It won't help not high reving......I babied my '99 and it still spit a plug.....most likely it's when not if you'll eject a plug......but OP is mechanical so it shouldn't be a issue......however it sounds like a lot of work might be better off buying a rust free AZ truck [/QUOTE]

Sorry to hear about your '99, I guess it can happen to any of us. But, well, I grew up working a farm as a kid, and those tractors have governors to keep the engine in the manufacture's spec'd range. Then I put a couple hundred thousand on a Kenworth semi, and it was governed to max out at 2100 rpm, so I got used to shifting before the engine got above that. One thing I've always felt was that engine wear occurs exponentially greater at higher RPMs, so I tend to keep 'em down.The V-10 has plenty enough low end power to pretty much keep it below that same number, and I do.

You may be right, I may blow a plug or two anyway, but so far I've been lucky! I suppose the right kind of engineer could calculate the pressure in a cylinder at different RPMs and under different working load conditions, but that's not me!
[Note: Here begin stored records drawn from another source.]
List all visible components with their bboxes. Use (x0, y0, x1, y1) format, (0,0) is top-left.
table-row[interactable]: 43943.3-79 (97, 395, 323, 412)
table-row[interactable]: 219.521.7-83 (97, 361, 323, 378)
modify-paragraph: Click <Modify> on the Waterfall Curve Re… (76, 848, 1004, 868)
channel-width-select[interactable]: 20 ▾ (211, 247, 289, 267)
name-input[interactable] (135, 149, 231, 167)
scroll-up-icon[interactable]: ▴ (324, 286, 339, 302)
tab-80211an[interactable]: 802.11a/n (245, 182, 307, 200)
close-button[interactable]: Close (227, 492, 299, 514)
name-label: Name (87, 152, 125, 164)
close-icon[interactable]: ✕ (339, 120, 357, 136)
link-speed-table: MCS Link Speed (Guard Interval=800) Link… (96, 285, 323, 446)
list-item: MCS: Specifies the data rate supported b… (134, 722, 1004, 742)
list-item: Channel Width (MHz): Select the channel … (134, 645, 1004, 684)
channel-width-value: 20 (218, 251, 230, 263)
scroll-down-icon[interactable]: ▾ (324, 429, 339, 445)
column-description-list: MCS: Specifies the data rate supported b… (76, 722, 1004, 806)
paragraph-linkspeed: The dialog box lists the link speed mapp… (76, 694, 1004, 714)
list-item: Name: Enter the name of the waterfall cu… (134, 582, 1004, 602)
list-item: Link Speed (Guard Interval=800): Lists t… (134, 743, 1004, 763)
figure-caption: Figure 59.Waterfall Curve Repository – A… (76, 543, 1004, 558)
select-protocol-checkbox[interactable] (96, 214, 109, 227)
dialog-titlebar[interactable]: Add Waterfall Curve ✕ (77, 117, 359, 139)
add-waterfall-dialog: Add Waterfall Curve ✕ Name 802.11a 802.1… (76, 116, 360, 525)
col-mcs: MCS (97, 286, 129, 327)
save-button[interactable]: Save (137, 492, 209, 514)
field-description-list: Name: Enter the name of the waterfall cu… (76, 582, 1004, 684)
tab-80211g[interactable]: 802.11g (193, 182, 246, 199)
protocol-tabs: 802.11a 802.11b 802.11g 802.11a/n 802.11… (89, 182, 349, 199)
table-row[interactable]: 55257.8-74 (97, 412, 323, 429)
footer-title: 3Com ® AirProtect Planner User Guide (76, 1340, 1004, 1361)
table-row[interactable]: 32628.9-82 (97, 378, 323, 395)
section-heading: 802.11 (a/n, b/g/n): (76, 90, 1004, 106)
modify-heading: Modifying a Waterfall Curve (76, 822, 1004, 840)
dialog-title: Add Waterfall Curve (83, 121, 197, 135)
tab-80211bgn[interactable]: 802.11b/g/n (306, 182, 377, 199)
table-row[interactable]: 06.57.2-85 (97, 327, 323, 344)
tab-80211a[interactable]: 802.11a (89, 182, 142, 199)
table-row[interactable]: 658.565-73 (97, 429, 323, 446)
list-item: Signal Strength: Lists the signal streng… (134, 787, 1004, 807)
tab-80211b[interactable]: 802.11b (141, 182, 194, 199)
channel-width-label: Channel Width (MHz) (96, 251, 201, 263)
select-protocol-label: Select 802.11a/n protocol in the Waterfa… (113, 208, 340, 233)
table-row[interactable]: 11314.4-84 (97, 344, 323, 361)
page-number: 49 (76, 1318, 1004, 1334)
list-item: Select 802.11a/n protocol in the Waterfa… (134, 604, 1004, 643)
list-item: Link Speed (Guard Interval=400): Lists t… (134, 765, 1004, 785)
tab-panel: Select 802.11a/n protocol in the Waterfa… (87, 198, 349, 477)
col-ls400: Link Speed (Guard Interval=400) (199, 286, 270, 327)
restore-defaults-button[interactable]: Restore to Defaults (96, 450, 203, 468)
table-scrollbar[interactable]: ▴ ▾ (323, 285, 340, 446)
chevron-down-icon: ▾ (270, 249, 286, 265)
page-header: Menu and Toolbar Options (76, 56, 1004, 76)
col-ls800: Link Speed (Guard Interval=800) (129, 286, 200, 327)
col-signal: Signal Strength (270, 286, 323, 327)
Regarding the original poster's situation - just last week, here at work, where we used to always replace our trucks (construction company) about every 5-6 years, one of our pickups (an '08 F-150) get sent in for brakes. Repair guy found a bunch of other things in the front end needing work, plus a couple of tires, totaling about $2500. It has about 100,000 miles on it, and in the past we would have replaced it with a new similar truck, but with the price of trucks having gone up so much in the last 10 years, we were looking at about $25k for a stripped F-150 2014 work truck! Sure, there's a few rebates, but in the city, taxes pretty much equal out rebates. So we made the decision to spend 2,500 instead of 25,000! We're thinking we can get another 50 to 100k miles out of it.